The Emancipation Proclamation, brought in by Republican President Abraham Lincoln, had officially freed Black men and women from the bonds of slavery in 1863, although many former slaves did not know they were free until more than two years later, as enforcement of the proclamation relied on Union troops advancing into the south.

During the 1876 election, in at least three Southern states, white racist mobs still forced Black men to vote Democrat, or not at all.

The Democratic candidate Samuel Tilden won the popular vote, but finished just one electoral vote short of victory, with 20 electoral votes in dispute due to allegations of cheating.

A special 15-member commission with a Republican majority tried to make Hayes president, but House Democrats objected.

Then, in a secret meeting at a hotel, an already chaotic election was decided in a backroom deal.

Democrats agreed to let the Republicans have the presidency, on one condition.
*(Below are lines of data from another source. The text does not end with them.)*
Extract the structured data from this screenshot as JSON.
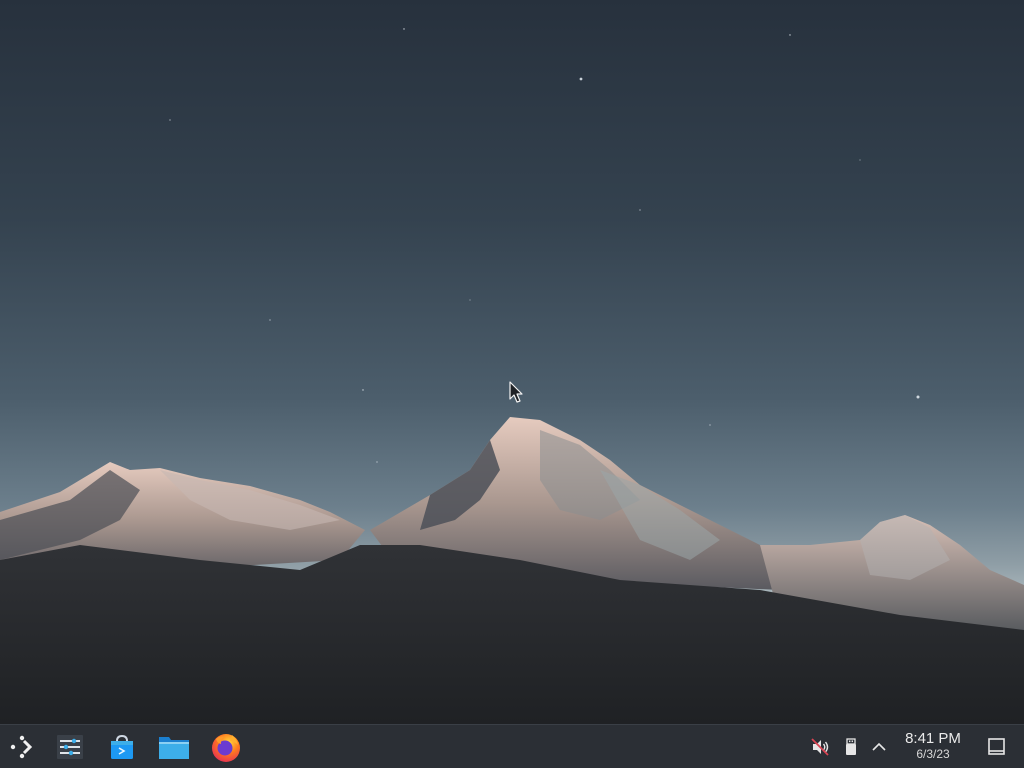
{
  "desktop": {
    "wallpaper": "mountain-dusk-wallpaper"
  },
  "taskbar": {
    "launcher_icon": "app-launcher-icon",
    "tasks": [
      {
        "name": "pager",
        "icon": "virtual-desktop-pager-icon"
      },
      {
        "name": "discover",
        "icon": "software-store-icon"
      },
      {
        "name": "dolphin",
        "icon": "folder-icon"
      },
      {
        "name": "firefox",
        "icon": "firefox-icon"
      }
    ],
    "tray": {
      "volume_icon": "volume-muted-icon",
      "device_icon": "usb-drive-icon",
      "expand_icon": "chevron-up-icon"
    },
    "clock": {
      "time": "8:41 PM",
      "date": "6/3/23"
    },
    "show_desktop_icon": "show-desktop-icon"
  },
  "colors": {
    "taskbar_bg": "#2b2f35",
    "sky_top": "#27313d",
    "sky_horizon": "#a9b6bb"
  }
}
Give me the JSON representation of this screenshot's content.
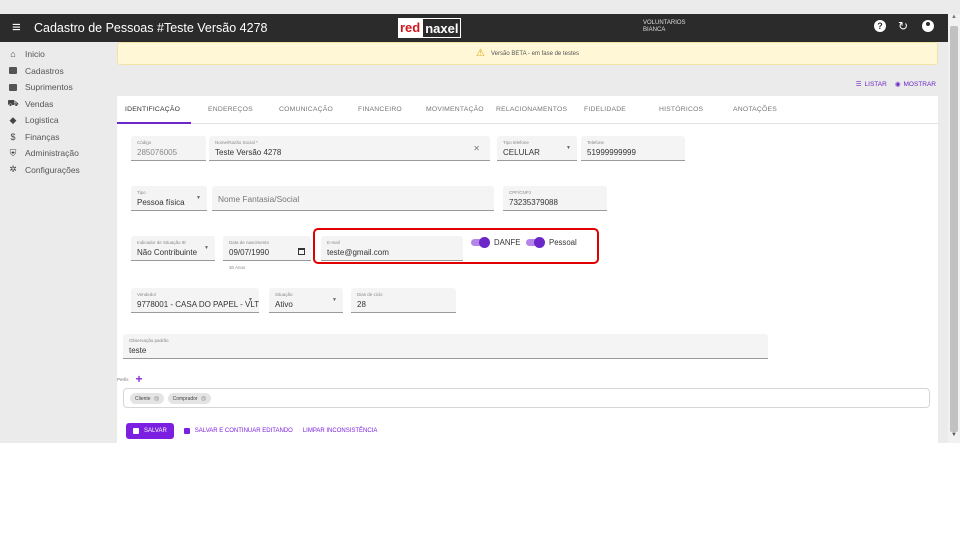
{
  "header": {
    "title": "Cadastro de Pessoas #Teste Versão 4278",
    "logo_red": "red",
    "logo_naxel": "naxel",
    "org_line1": "VOLUNTARIOS",
    "org_line2": "BIANCA",
    "icons": [
      "menu-icon",
      "help-icon",
      "refresh-icon",
      "user-icon"
    ]
  },
  "sidebar": {
    "items": [
      {
        "label": "Inicio",
        "icon": "home-icon"
      },
      {
        "label": "Cadastros",
        "icon": "folder-icon"
      },
      {
        "label": "Suprimentos",
        "icon": "briefcase-icon"
      },
      {
        "label": "Vendas",
        "icon": "cart-icon"
      },
      {
        "label": "Logistica",
        "icon": "diamond-icon"
      },
      {
        "label": "Finanças",
        "icon": "dollar-icon"
      },
      {
        "label": "Administração",
        "icon": "shield-icon"
      },
      {
        "label": "Configurações",
        "icon": "gear-icon"
      }
    ]
  },
  "banner": {
    "text": "Versão BETA - em fase de testes"
  },
  "actions": {
    "listar": "LISTAR",
    "mostrar": "MOSTRAR"
  },
  "tabs": [
    "IDENTIFICAÇÃO",
    "ENDEREÇOS",
    "COMUNICAÇÃO",
    "FINANCEIRO",
    "MOVIMENTAÇÃO",
    "RELACIONAMENTOS",
    "FIDELIDADE",
    "HISTÓRICOS",
    "ANOTAÇÕES"
  ],
  "form": {
    "codigo": {
      "label": "Código",
      "value": "285076005"
    },
    "nome": {
      "label": "Nome/Razão Social *",
      "value": "Teste Versão 4278"
    },
    "tipo_telefone": {
      "label": "Tipo telefone",
      "value": "CELULAR"
    },
    "telefone": {
      "label": "Telefone",
      "value": "51999999999"
    },
    "tipo": {
      "label": "Tipo",
      "value": "Pessoa física"
    },
    "nome_fantasia": {
      "placeholder": "Nome Fantasia/Social"
    },
    "cpf": {
      "label": "CPF/CNPJ",
      "value": "73235379088"
    },
    "indicador_ie": {
      "label": "Indicador de Situação IE",
      "value": "Não Contribuinte"
    },
    "nascimento": {
      "label": "Data de nascimento",
      "value": "09/07/1990",
      "hint": "30 Anos"
    },
    "email": {
      "label": "E-mail",
      "value": "teste@gmail.com"
    },
    "danfe": {
      "label": "DANFE",
      "checked": true
    },
    "pessoal": {
      "label": "Pessoal",
      "checked": true
    },
    "vendedor": {
      "label": "Vendedor",
      "value": "9778001 - CASA DO PAPEL - VLT"
    },
    "situacao": {
      "label": "Situação",
      "value": "Ativo"
    },
    "dias_ciclo": {
      "label": "Dias de ciclo",
      "value": "28"
    },
    "observacao": {
      "label": "Observação padrão",
      "value": "teste"
    },
    "perfis_label": "Perfis",
    "perfis": [
      "Cliente",
      "Comprador"
    ]
  },
  "buttons": {
    "salvar": "SALVAR",
    "salvar_continuar": "SALVAR E CONTINUAR EDITANDO",
    "limpar": "LIMPAR INCONSISTÊNCIA"
  },
  "colors": {
    "accent": "#6b27c7",
    "topbar": "#2b2b2b",
    "highlight": "#e00000"
  }
}
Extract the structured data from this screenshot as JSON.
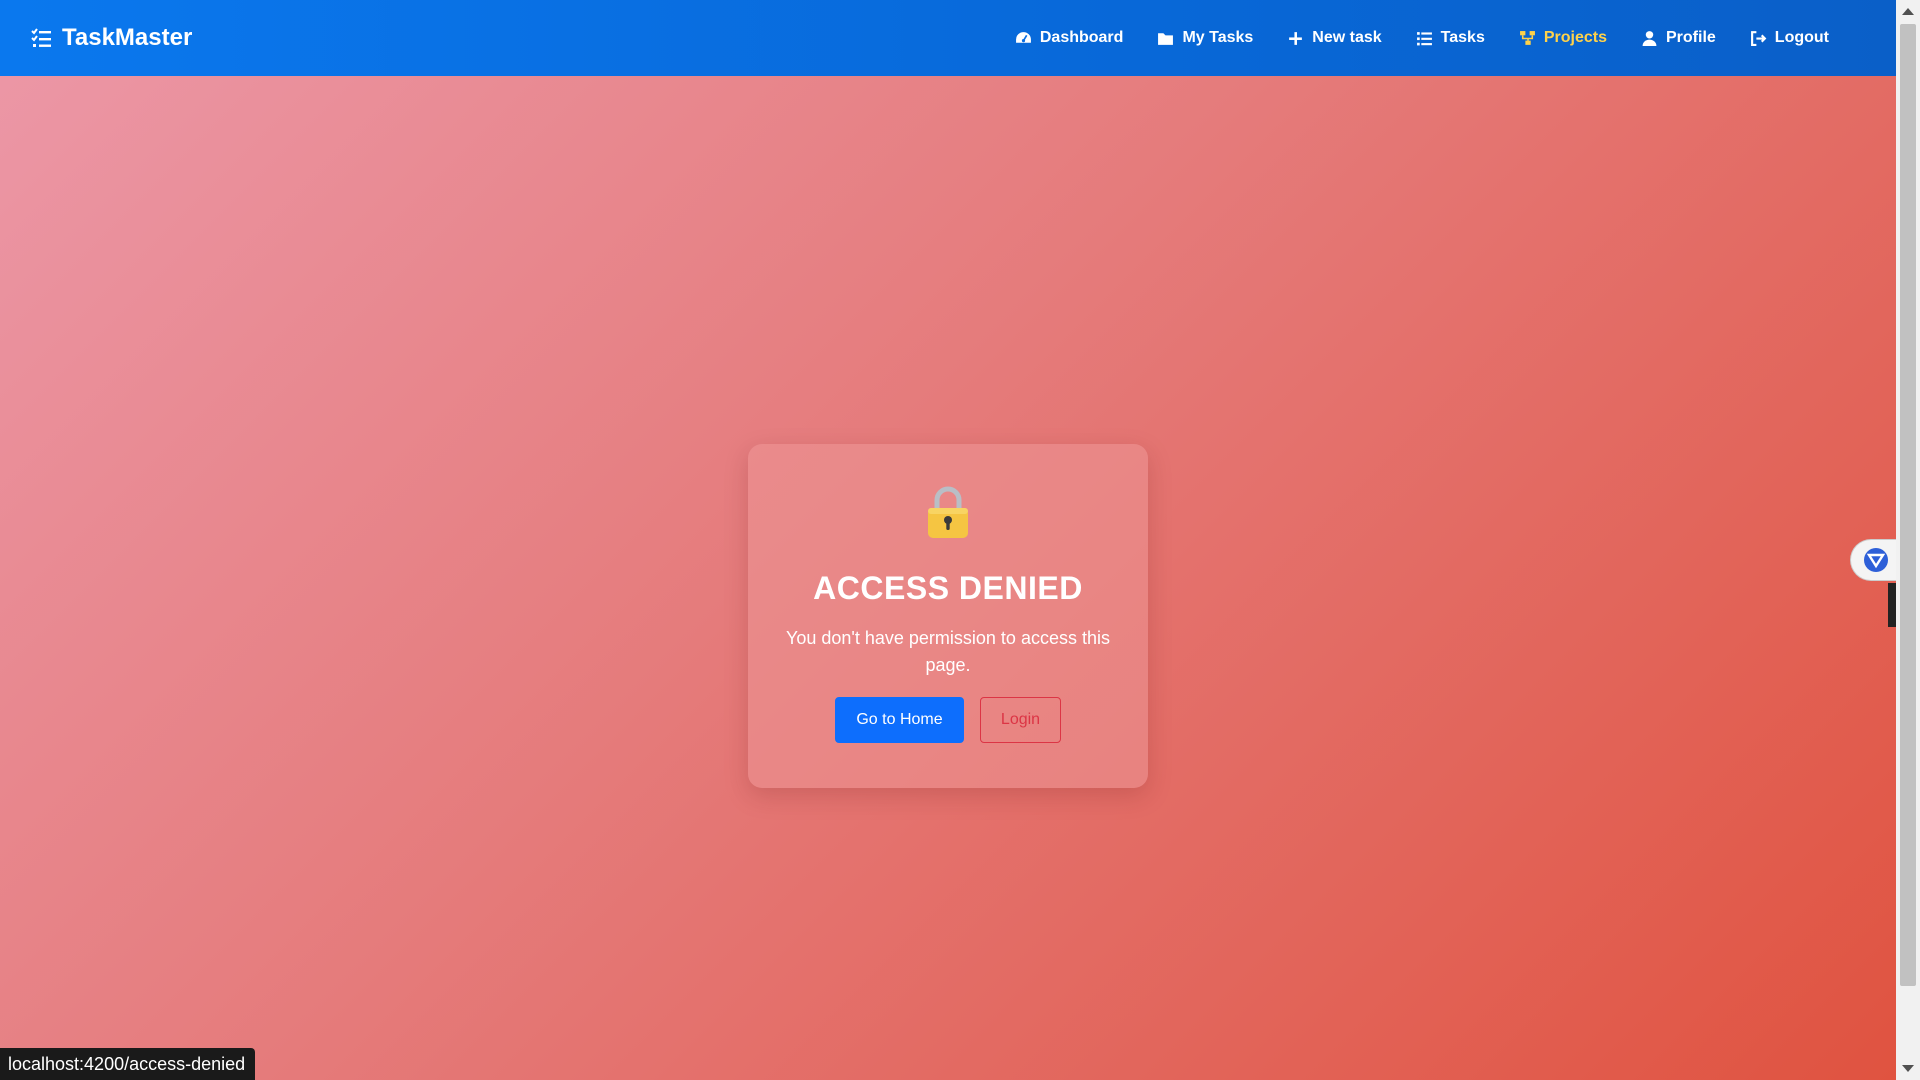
{
  "navbar": {
    "brand": "TaskMaster",
    "items": [
      {
        "label": "Dashboard",
        "icon": "gauge-icon",
        "active": false
      },
      {
        "label": "My Tasks",
        "icon": "folder-icon",
        "active": false
      },
      {
        "label": "New task",
        "icon": "plus-icon",
        "active": false
      },
      {
        "label": "Tasks",
        "icon": "list-icon",
        "active": false
      },
      {
        "label": "Projects",
        "icon": "sitemap-icon",
        "active": true
      },
      {
        "label": "Profile",
        "icon": "user-icon",
        "active": false
      },
      {
        "label": "Logout",
        "icon": "logout-icon",
        "active": false
      }
    ]
  },
  "card": {
    "icon": "lock-icon",
    "title": "ACCESS DENIED",
    "message": "You don't have permission to access this page.",
    "primary_button": "Go to Home",
    "secondary_button": "Login"
  },
  "status_bar": {
    "url": "localhost:4200/access-denied"
  },
  "colors": {
    "navbar": "#0a6fe3",
    "active_nav": "#ffd24a",
    "primary": "#0d6efd",
    "danger": "#dc3545",
    "lock_body": "#f5c542"
  }
}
In the post-war era of Reconstruction, federal forces had remained in the former Confederate states to make sure they were giving the rights of citizenship to freed slaves, which Southern whites detested.

Not long after Hayes was inaugurated, he paid the price Democrats had demanded, and pulled the remaining federal forces out of the South.

Reconstruction was over. The party that had freed Black Americans from slavery had betrayed them.

Unsupervised and back in control of Southern states, the former slave masters brought in unconstitutional Jim Crow laws, disenfranchising Black Americans and subjecting them to generations of brutally enforced segregation.

Among the injustices visited upon Black Americans during this time included attempts to block them from voting, whether by intimidation or by instituting voter restrictions aimed at singling out Black Americans, such as an annual poll tax and a literacy test that allowed a county clerk -- always white, according to the Constitutional Rights Foundation -- to decide who fit their definition of literate.

It was not until the Civil Rights movement of the following century that the work of reconstruction resumed.

William E. Chandler, later a U.S. senator, summed up the sell-out by Hayes in a letter to the Republicans of New Hampshire in 1877, saying that “to abandon the principles of his own party would […] proclaim his doubts as to the rightfulness of his own election.”

The lesson of history: if an election loses its legitimacy, then so does the presidency, and the ones whose lives are affected the most are rarely the people sitting in the White House.